OPINIóN
Actualizado 17/07/2014
Rosa García

  Carolina y Elena eran dos amigas metidas en la treintena y con la cabeza bastante bien amueblada. Un día coincidió que la pareja de Elena estaba de viaje y que la hija preadolescente de Carolina se había ido de campamento, así que, sin nada mejor que hacer, decidieron salir a cenar con la idea de pasar una velada agradable, disfrutando de la comida y de una de esas conversaciones inteligentes que tanto les gustaban.

   La cena iba bien y la charla mejor, hasta que sobre la esquina de la mesa que mediaba entre las dos, se posaron una cabeza y dos manos. La cabeza y las manos parecían pertenecer a un niño de unos tres o cuatro años, que se dedicó a mirar a las legítimas ocupantes de la mesa, reírse, y farfullar algo en un idioma parecido al nuestro aunque difícilmente comprensible. De forma instintiva las dos amigas estiraron los cuellos como mujeres jirafa intentando encontrar la procedencia de aquella aparición. Por mucho que buscaron, en ninguna mesa se veía a nadie que mostrara el más mínimo interés por el crío. Cuando estaban a punto de llamar al camarero, el inesperado acompañante se dio la vuelta y se dirigió a la mesa que Elena tenía justo detrás, donde un grupo de ocho personas gozaban de una típica reunión familiar.

   Las dos amigas dieron por finalizado el episodio. Se disponían a retomar la conversación y la comida cuando aquella cabecita, con sus respectivas manos, volvió a posarse sobre el mantel. La primera incursión había sido exploratoria, la segunda era una invasión en toda regla. Después de volver a mirarlas y reírse, con la mayor naturalidad del mundo como si tuviera la costumbre de hacerlo, comenzó a meter sus manos alternativamente en los platos de nuestras protagonistas, para coger y comer los pedacitos de comida que consideraba más sabrosos. Carolina lanzaba miradas de socorro por encima del hombro de Elena hacia los familiares de la criatura, en un intento desesperado de llamar educadamente su atención. Vano esfuerzo, aquellas personas, a pesar de estar viendo lo que pasaba, no tenían la menor intención de hacer nada al respecto.

   Las caras de estupor de Carolina y Elena atrajeron la atención del camarero que, haciéndose cargo de la situación, cogió al chaval y lo llevó a su mesa, advirtiendo al despreocupado grupo de que el niño estaba molestando a los clientes.

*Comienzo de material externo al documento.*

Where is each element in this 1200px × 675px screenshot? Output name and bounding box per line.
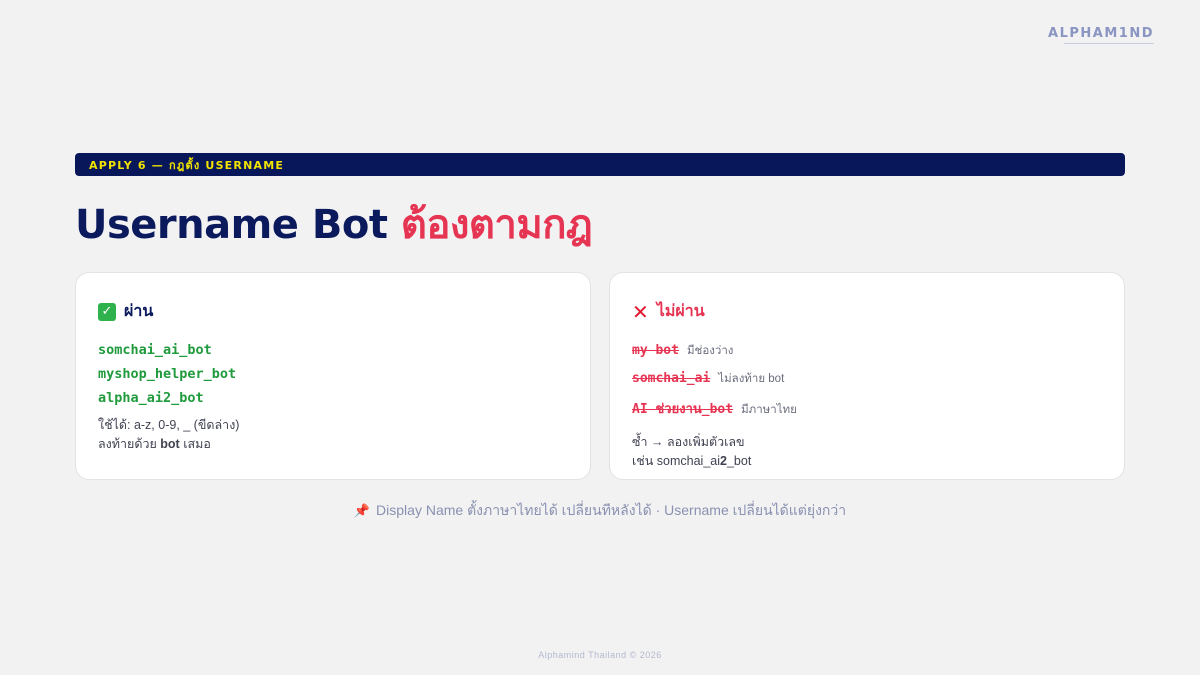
logo-wordmark: ALPHAM1ND	[1048, 26, 1154, 41]
fail-example-name: AI ช่วยงาน_bot	[632, 402, 734, 417]
footer-credit: Alphamind Thailand © 2026	[538, 650, 662, 660]
pass-example: alpha_ai2_bot	[98, 390, 204, 406]
fail-example-row: somchai_ai ไม่ลงท้าย bot	[632, 370, 1102, 388]
pass-heading-text: ผ่าน	[124, 301, 154, 320]
fail-example-reason: ไม่ลงท้าย bot	[718, 373, 785, 385]
footnote: 📌 Display Name ตั้งภาษาไทยได้ เปลี่ยนทีหล…	[0, 500, 1200, 522]
fail-example-reason: มีช่องว่าง	[686, 345, 734, 357]
brand-logo: ALPHAM1ND	[1048, 26, 1154, 44]
fail-hint: ซ้ำ → ลองเพิ่มตัวเลข เช่น somchai_ai2_bo…	[632, 433, 1102, 471]
pass-example: myshop_helper_bot	[98, 366, 237, 382]
title-part-1: Username Bot	[75, 202, 401, 248]
pass-hint-line-1: ใช้ได้: a-z, 0-9, _ (ขีดล่าง)	[98, 418, 240, 432]
page-title: Username Bot ต้องตามกฎ	[75, 192, 593, 256]
fail-example-reason: มีภาษาไทย	[741, 404, 797, 416]
fail-example-row: AI ช่วยงาน_bot มีภาษาไทย	[632, 398, 1102, 419]
fail-hint-bold: 2	[720, 454, 727, 468]
section-banner: APPLY 6 — กฎตั้ง USERNAME	[75, 153, 1125, 176]
fail-hint-line-1: ซ้ำ → ลองเพิ่มตัวเลข	[632, 435, 745, 449]
pass-hint-bold: bot	[160, 437, 180, 451]
pass-example: somchai_ai_bot	[98, 342, 212, 358]
fail-example-row: my bot มีช่องว่าง	[632, 342, 1102, 360]
x-icon: ✕	[632, 299, 649, 324]
logo-underline	[1064, 43, 1154, 44]
fail-hint-line-2: เช่น somchai_ai2_bot	[632, 452, 1102, 471]
fail-card-heading: ✕ ไม่ผ่าน	[632, 299, 1102, 324]
pass-hint: ใช้ได้: a-z, 0-9, _ (ขีดล่าง) ลงท้ายด้วย…	[98, 416, 568, 454]
fail-hint-suffix: _bot	[726, 454, 752, 468]
check-icon: ✓	[98, 302, 116, 321]
pass-card-heading: ✓ ผ่าน	[98, 299, 568, 324]
banner-text: APPLY 6 — กฎตั้ง USERNAME	[89, 158, 285, 172]
fail-example-name: somchai_ai	[632, 371, 711, 386]
pin-icon: 📌	[353, 503, 371, 518]
fail-hint-prefix: เช่น somchai_ai	[632, 454, 721, 468]
pass-hint-line-2: ลงท้ายด้วย bot เสมอ	[98, 435, 568, 454]
footnote-text: Display Name ตั้งภาษาไทยได้ เปลี่ยนทีหลั…	[376, 502, 847, 518]
pass-card: ✓ ผ่าน somchai_ai_bot myshop_helper_bot …	[75, 272, 591, 480]
pass-hint-prefix: ลงท้ายด้วย	[98, 437, 161, 451]
fail-heading-text: ไม่ผ่าน	[656, 301, 705, 320]
fail-card: ✕ ไม่ผ่าน my bot มีช่องว่าง somchai_ai ไ…	[609, 272, 1125, 480]
fail-example-name: my bot	[632, 343, 679, 358]
title-part-2: ต้องตามกฎ	[400, 202, 593, 248]
pass-hint-suffix: เสมอ	[179, 437, 211, 451]
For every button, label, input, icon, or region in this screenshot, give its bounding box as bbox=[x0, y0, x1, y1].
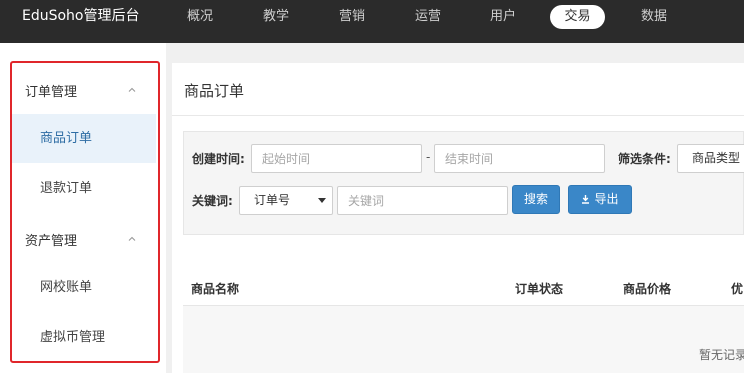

   Diez minutos después, cuando aún las amigas no habían salido de su asombro, el grupo en cuestión se levantó. Mientras salían, el padre de la criatura se acercó a la mesa de las mujeres dando por hecho que dos señoras que cenaban solas, y que no habían mostrado el afecto debido por su retoño, solo podían ser solteronas o lesbianas. Dispuesto a herirlas en lo que él suponía la razón de ser de las mujeres, les espetó de muy malas maneras:

   ? ¡Cómo se nota que ustedes no tienen hijos!

   A lo que Carolina, para dejar claro que el problema no estaba en las capacidades biológicas sino en las capacidades mentales, contestó:

   ? Se equivoca, tengo una hija, pero la tengo educada.